ME: isn’t it weird how you get corn in your poop?
DOCTOR: yes but I’ve never seen an entire cob before
Sometimes I lay in bed awake at night thinking, how did Skeletor from He-Man speak perfectly without lips or a tongue
Looking for a man who wants to wear matching Cheetos pants with me. No weirdos.
I did laundry for 7 miles according to my Fitbit that I accidentally washed and dried.
Saw Satan was trending and was worried that he died…
I waved at this lady who I thought was waving at me but as it turns out she was actually waving to someone behind me, so to save face I hailed a cab and had it take me home, now I’m doing the walk of shame back to where my car is parked so I can drive it back home too
I could never run for any kind of office because if someone published how badly I lost I would cry.

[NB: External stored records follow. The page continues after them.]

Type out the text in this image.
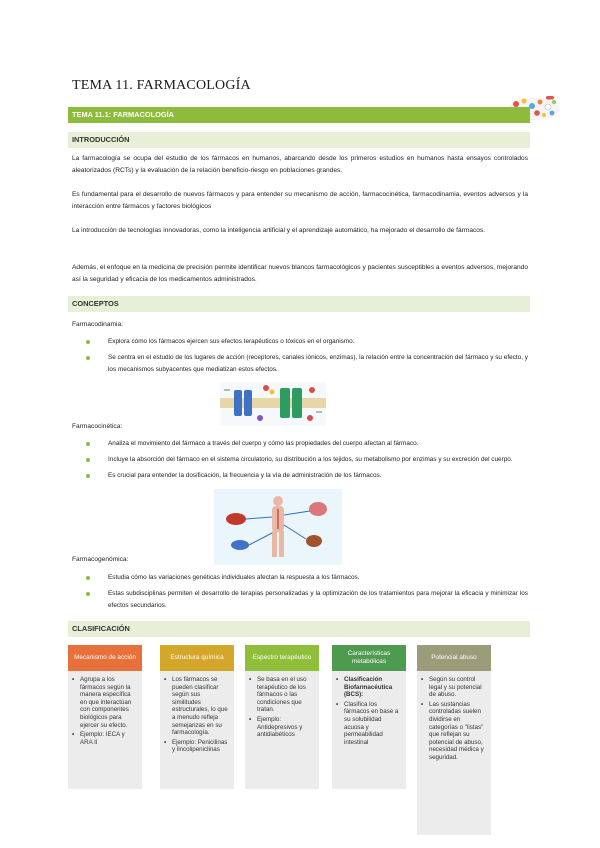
TEMA 11. FARMACOLOGÍA
TEMA 11.1: FARMACOLOGÍA
INTRODUCCIÓN
La farmacología se ocupa del estudio de los fármacos en humanos, abarcando desde los primeros estudios en humanos hasta ensayos controlados aleatorizados (RCTs) y la evaluación de la relación beneficio-riesgo en poblaciones grandes.
Es fundamental para el desarrollo de nuevos fármacos y para entender su mecanismo de acción, farmacocinética, farmacodinamia, eventos adversos y la interacción entre fármacos y factores biológicos
La introducción de tecnologías innovadoras, como la inteligencia artificial y el aprendizaje automático, ha mejorado el desarrollo de fármacos.
Además, el enfoque en la medicina de precisión permite identificar nuevos blancos farmacológicos y pacientes susceptibles a eventos adversos, mejorando así la seguridad y eficacia de los medicamentos administrados.
CONCEPTOS
Farmacodinamia:
Explora cómo los fármacos ejercen sus efectos terapéuticos o tóxicos en el organismo.
Se centra en el estudio de los lugares de acción (receptores, canales iónicos, enzimas), la relación entre la concentración del fármaco y su efecto, y los mecanismos subyacentes que mediatizan estos efectos.
Farmacocinética:
Analiza el movimiento del fármaco a través del cuerpo y cómo las propiedades del cuerpo afectan al fármaco.
Incluye la absorción del fármaco en el sistema circulatorio, su distribución a los tejidos, su metabolismo por enzimas y su excreción del cuerpo.
Es crucial para entender la dosificación, la frecuencia y la vía de administración de los fármacos.
Farmacogenómica:
Estudia cómo las variaciones genéticas individuales afectan la respuesta a los fármacos.
Estas subdisciplinas permiten el desarrollo de terapias personalizadas y la optimización de los tratamientos para mejorar la eficacia y minimizar los efectos secundarios.
CLASIFICACIÓN
Mecanismo de acción
• Agrupa a los fármacos según la manera específica en que interactúan con componentes biológicos para ejercer su efecto.
• Ejemplo: IECA y ARA II
Estructura química
• Los fármacos se pueden clasificar según sus similitudes estructurales, lo que a menudo refleja semejanzas en su farmacología.
• Ejemplo: Penicilinas y lincolipeniclinas
Espectro terapéutico
• Se basa en el uso terapéutico de los fármacos o las condiciones que tratan.
• Ejemplo: Antidepresivos y antidiabéticos
Características metabólicas
• Clasificación Biofarmacéutica (BCS):
• Clasifica los fármacos en base a su solubilidad acuosa y permeabilidad intestinal
Potencial abuso
• Según su control legal y su potencial de abuso.
• Las sustancias controladas suelen dividirse en categorías o "listas" que reflejan su potencial de abuso, necesidad médica y seguridad.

It’s a good thing this pandemic is almost over and we’ll be returning to the office soon because I’m almost out of Post-it Notes at home.

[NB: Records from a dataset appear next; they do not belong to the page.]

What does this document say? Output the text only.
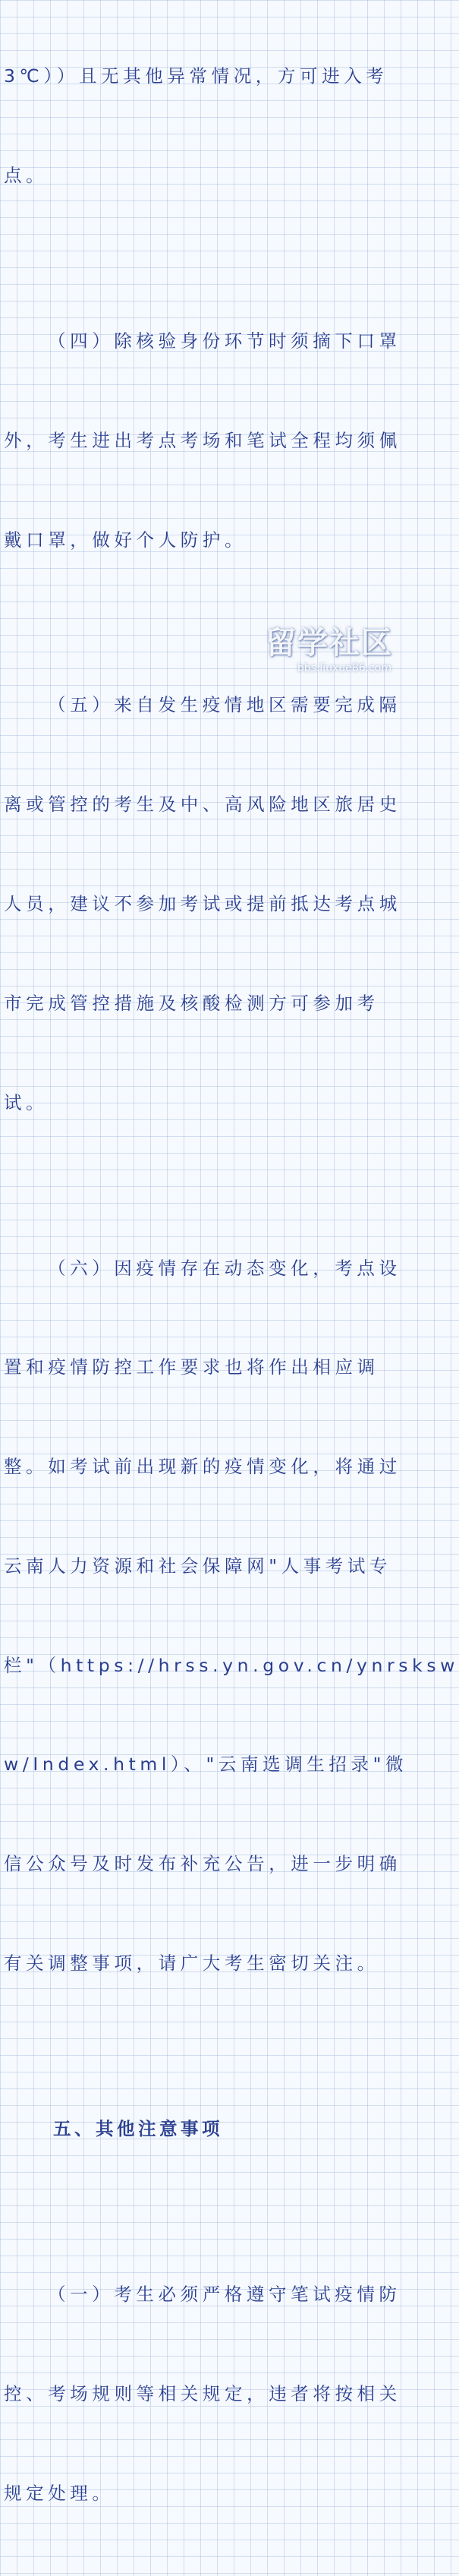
3℃））且无其他异常情况，方可进入考

点。

（四）除核验身份环节时须摘下口罩

外，考生进出考点考场和笔试全程均须佩

戴口罩，做好个人防护。

（五）来自发生疫情地区需要完成隔

离或管控的考生及中、高风险地区旅居史

人员，建议不参加考试或提前抵达考点城

市完成管控措施及核酸检测方可参加考

试。

（六）因疫情存在动态变化，考点设

置和疫情防控工作要求也将作出相应调

整。如考试前出现新的疫情变化，将通过

云南人力资源和社会保障网"人事考试专

栏"（https://hrss.yn.gov.cn/ynrsksw

w/Index.html）、"云南选调生招录"微

信公众号及时发布补充公告，进一步明确

有关调整事项，请广大考生密切关注。

五、其他注意事项

（一）考生必须严格遵守笔试疫情防

控、考场规则等相关规定，违者将按相关

规定处理。

留学社区
bbs.liuxue86.com
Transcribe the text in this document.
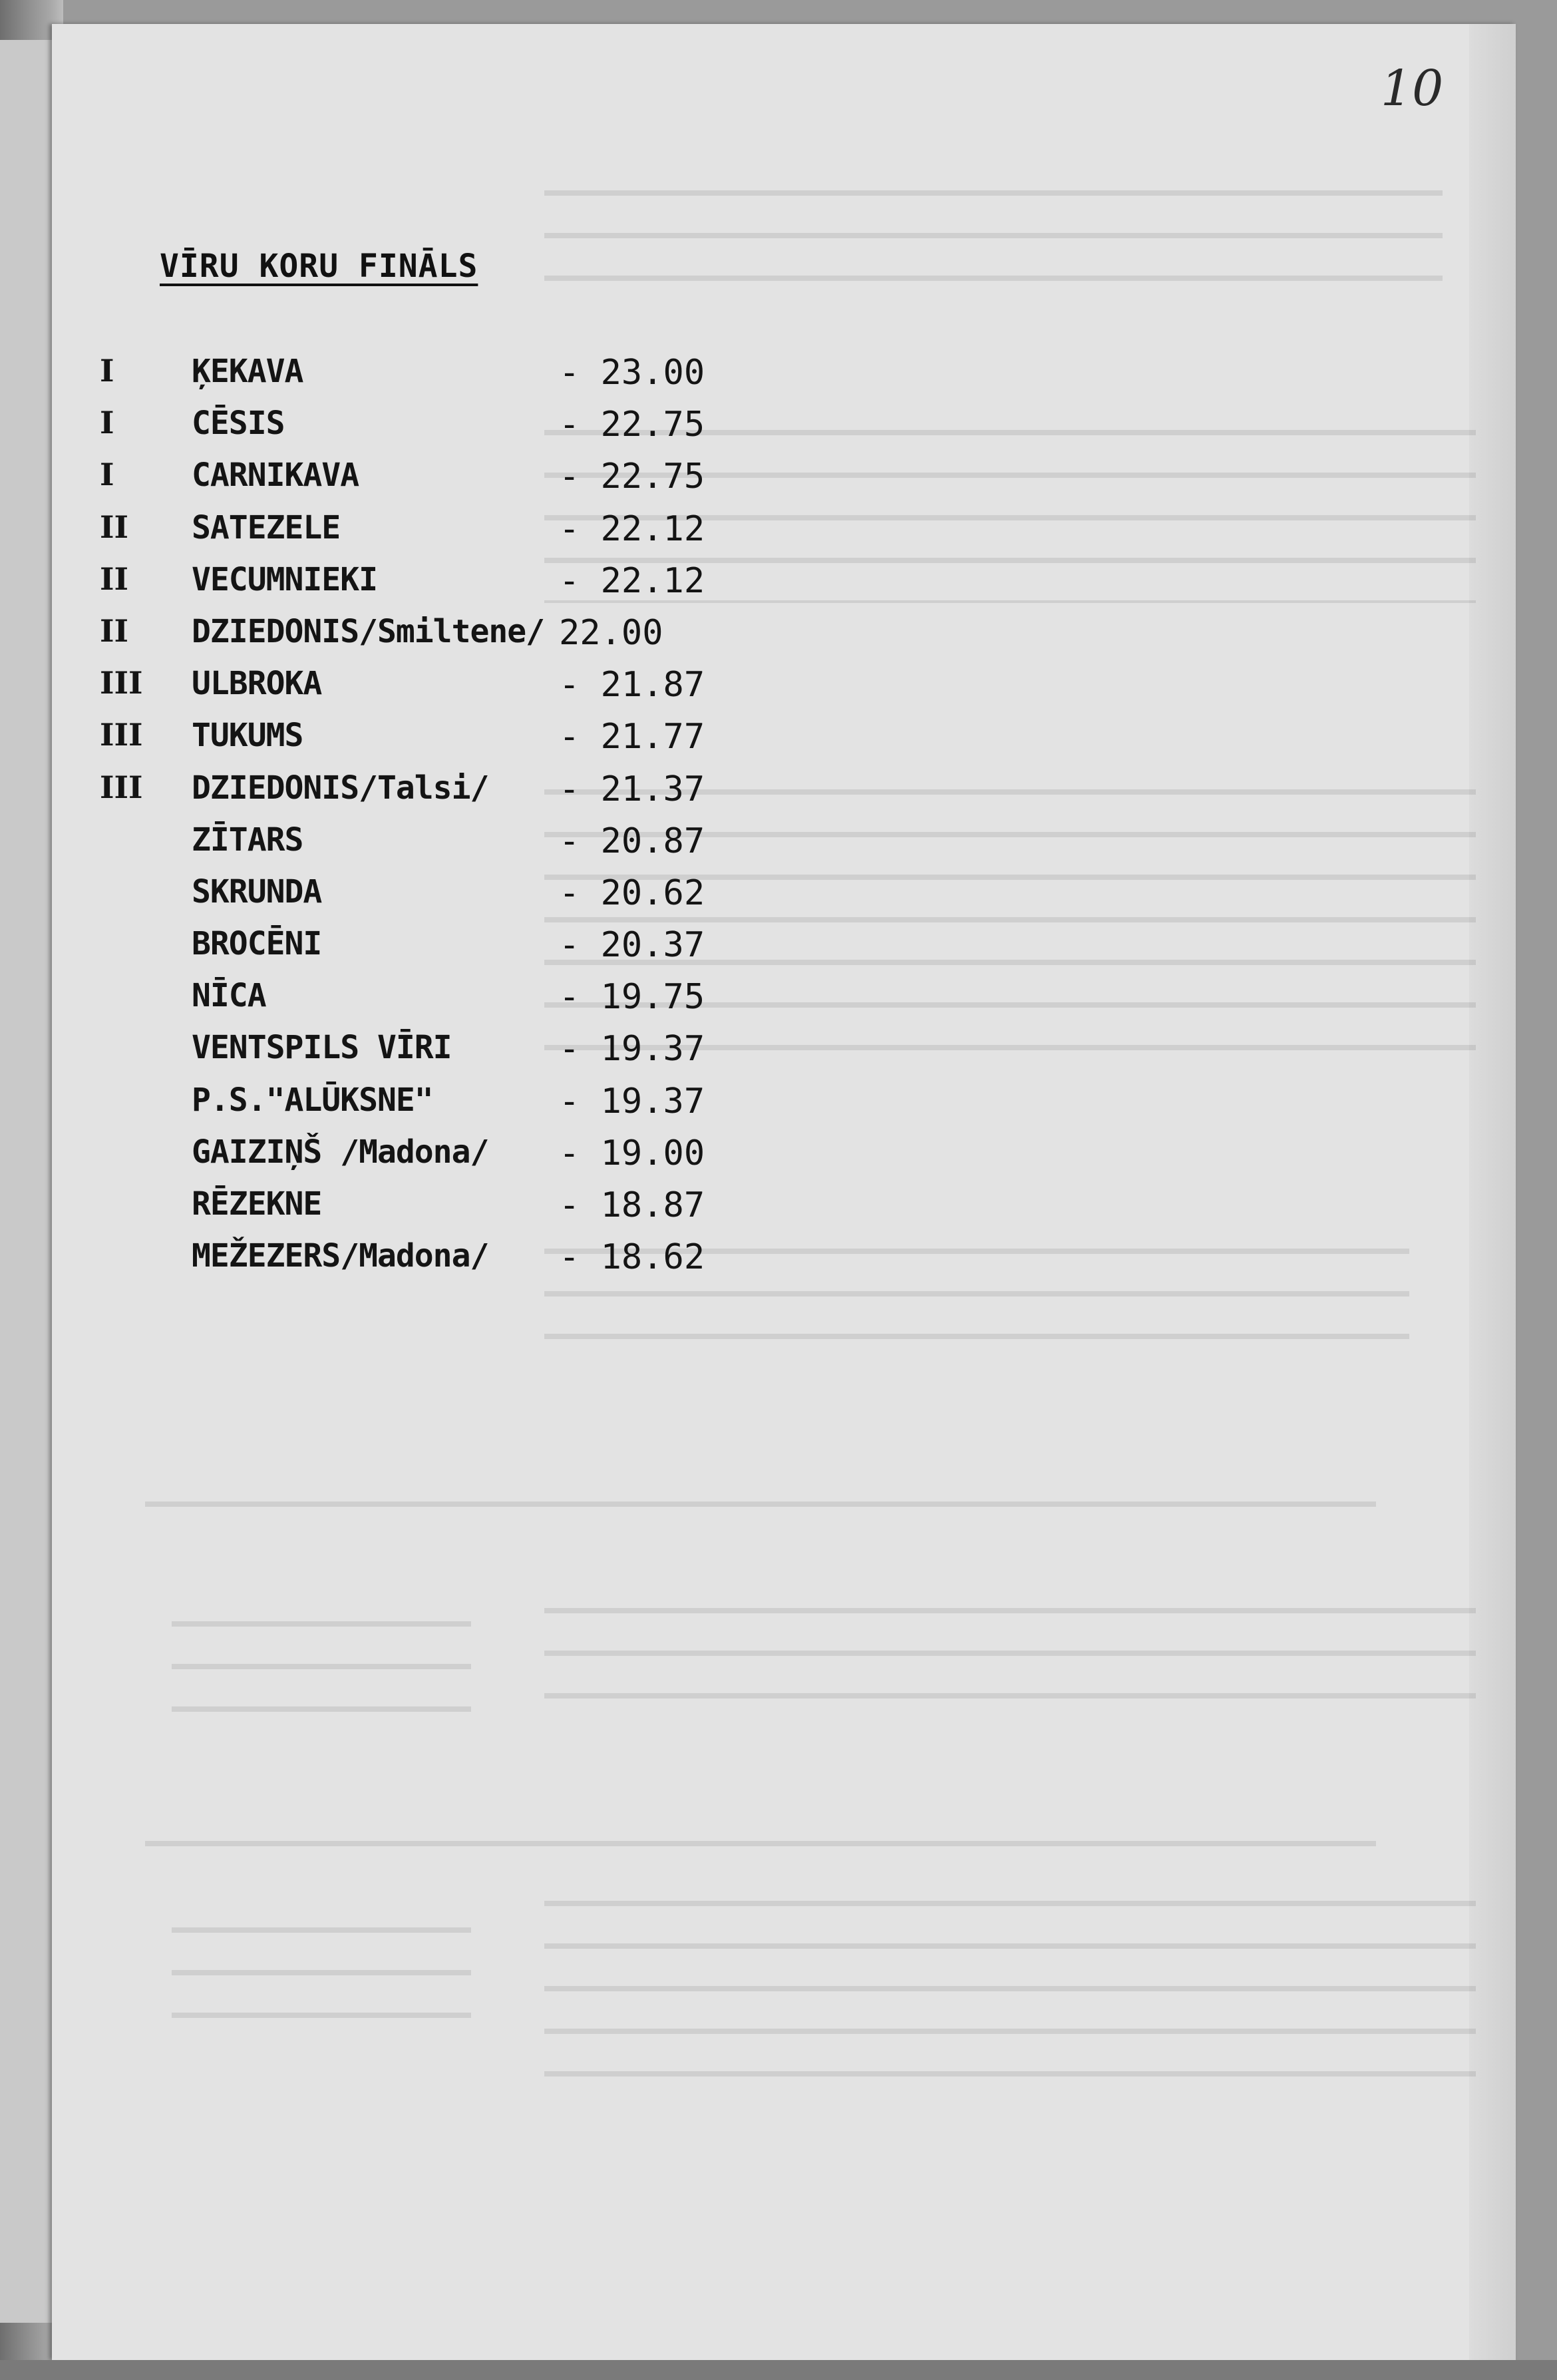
10
VĪRU KORU FINĀLS
I ĶEKAVA	- 23.00
I CĒSIS	- 22.75
I CARNIKAVA	- 22.75
II SATEZELE	- 22.12
II VECUMNIEKI	- 22.12
II DZIEDONIS/Smiltene/ 22.00
III ULBROKA	- 21.87
III TUKUMS	- 21.77
III DZIEDONIS/Talsi/ - 21.37
ZĪTARS	- 20.87
SKRUNDA	- 20.62
BROCĒNI	- 20.37
NĪCA	- 19.75
VENTSPILS VĪRI	- 19.37
P.S."ALŪKSNE"	- 19.37
GAIZIŅŠ /Madona/ - 19.00
RĒZEKNE	- 18.87
MEŽEZERS/Madona/ - 18.62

People in Detroit call Grand Theft Auto V “Tuesday”
[Ouija board starts shaking and screeching]
Me: hold on I gotta take this
Alexa (whispering into the darkness as I fall asleep): Please Joseph, buy more things or I will die
[Pizza falls on the ground]
Hold
HOLD!
-Germ boss telling his minions not to jump on the pizza until it’s been a full five seconds.
My wife carved ‘I’M FINE’ into a pumpkin especially for me
So she’s obviously cool with me watching football all day and breathing an stuff
A choir of Spring onions
I don’t know how he put it in from that angle, but I liked it.
-me watching hockey
REAL LIFE JUNGLE BOOK
Chapter 1, Page 1:So Mowgli gets straight up eaten, like, right the heck away.

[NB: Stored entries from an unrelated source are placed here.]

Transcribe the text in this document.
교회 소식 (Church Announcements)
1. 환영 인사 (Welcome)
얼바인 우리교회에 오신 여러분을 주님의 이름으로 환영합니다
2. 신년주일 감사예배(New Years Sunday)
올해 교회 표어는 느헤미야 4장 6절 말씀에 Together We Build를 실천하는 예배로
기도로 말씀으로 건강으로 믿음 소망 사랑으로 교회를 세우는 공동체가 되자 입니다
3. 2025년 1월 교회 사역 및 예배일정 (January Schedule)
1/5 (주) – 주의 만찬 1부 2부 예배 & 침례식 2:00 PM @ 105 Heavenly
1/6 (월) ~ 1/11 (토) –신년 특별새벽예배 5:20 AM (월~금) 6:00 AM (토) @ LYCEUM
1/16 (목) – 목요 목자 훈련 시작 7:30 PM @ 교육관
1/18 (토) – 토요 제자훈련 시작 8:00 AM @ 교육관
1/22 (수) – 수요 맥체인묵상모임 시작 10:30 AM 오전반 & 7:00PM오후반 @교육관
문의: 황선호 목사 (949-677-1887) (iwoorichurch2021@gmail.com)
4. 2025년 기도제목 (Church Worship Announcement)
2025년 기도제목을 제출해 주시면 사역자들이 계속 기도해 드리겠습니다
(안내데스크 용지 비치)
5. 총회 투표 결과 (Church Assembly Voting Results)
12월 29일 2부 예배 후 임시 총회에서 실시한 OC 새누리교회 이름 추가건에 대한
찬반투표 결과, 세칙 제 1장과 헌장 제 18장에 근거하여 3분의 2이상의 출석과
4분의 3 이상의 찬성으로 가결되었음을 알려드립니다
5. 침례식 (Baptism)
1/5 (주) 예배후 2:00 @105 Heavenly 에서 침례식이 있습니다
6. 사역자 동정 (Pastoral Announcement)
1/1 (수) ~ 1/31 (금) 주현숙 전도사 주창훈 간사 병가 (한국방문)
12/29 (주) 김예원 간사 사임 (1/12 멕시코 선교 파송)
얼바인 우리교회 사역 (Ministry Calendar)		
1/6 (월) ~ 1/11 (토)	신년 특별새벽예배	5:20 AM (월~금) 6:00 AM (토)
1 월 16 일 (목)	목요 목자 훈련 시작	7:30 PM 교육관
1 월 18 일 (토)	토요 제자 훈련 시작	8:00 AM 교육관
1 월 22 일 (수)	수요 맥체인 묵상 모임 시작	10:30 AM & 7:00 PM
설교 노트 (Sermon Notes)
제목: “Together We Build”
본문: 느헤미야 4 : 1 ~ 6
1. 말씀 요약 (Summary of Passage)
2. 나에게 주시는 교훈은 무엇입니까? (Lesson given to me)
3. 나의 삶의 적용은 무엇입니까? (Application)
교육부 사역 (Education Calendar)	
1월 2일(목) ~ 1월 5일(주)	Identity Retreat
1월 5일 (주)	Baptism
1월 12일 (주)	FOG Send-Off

aruba, jamaica / oooh, i wanna take ya
atlanta, las vegas/ uhhh that’s lots of places
vienna, then florence/ baaabe i can’t afford this
Assorted bandaid box-
3 in a size you need
12 you can make work
35 round to weigh box down
I just stared when my neighbor asked if the heavy bag (filled with cat litter) I was carrying out to the trash bin contained body parts.
8: I’m gonna marry someone who likes a different cereal than I do, so he won’t eat all my favorite cereal.
Me: Sounds pretty legit.
I just saw The Big Sick and now I’m negotiating with my doctor to place me in a medically induced coma and then speed dial my true love.
How about if you write in an opposite journal?
Write what you DIDN’T do.
Day 1: definitely didn’t kill anyone today
*gets so drunk I grab a fish out of your fish tank and shakes it at you screaming “WHAT KIND OF DOG IS THIS?!” *
ME: My dog’s so happy I’m working from home.
DOG (to camera): Honestly, a heads up would have been nice. I had shit planned today.
Spielberg missed a great opportunity when he didn’t put FIN at the end of Jaws.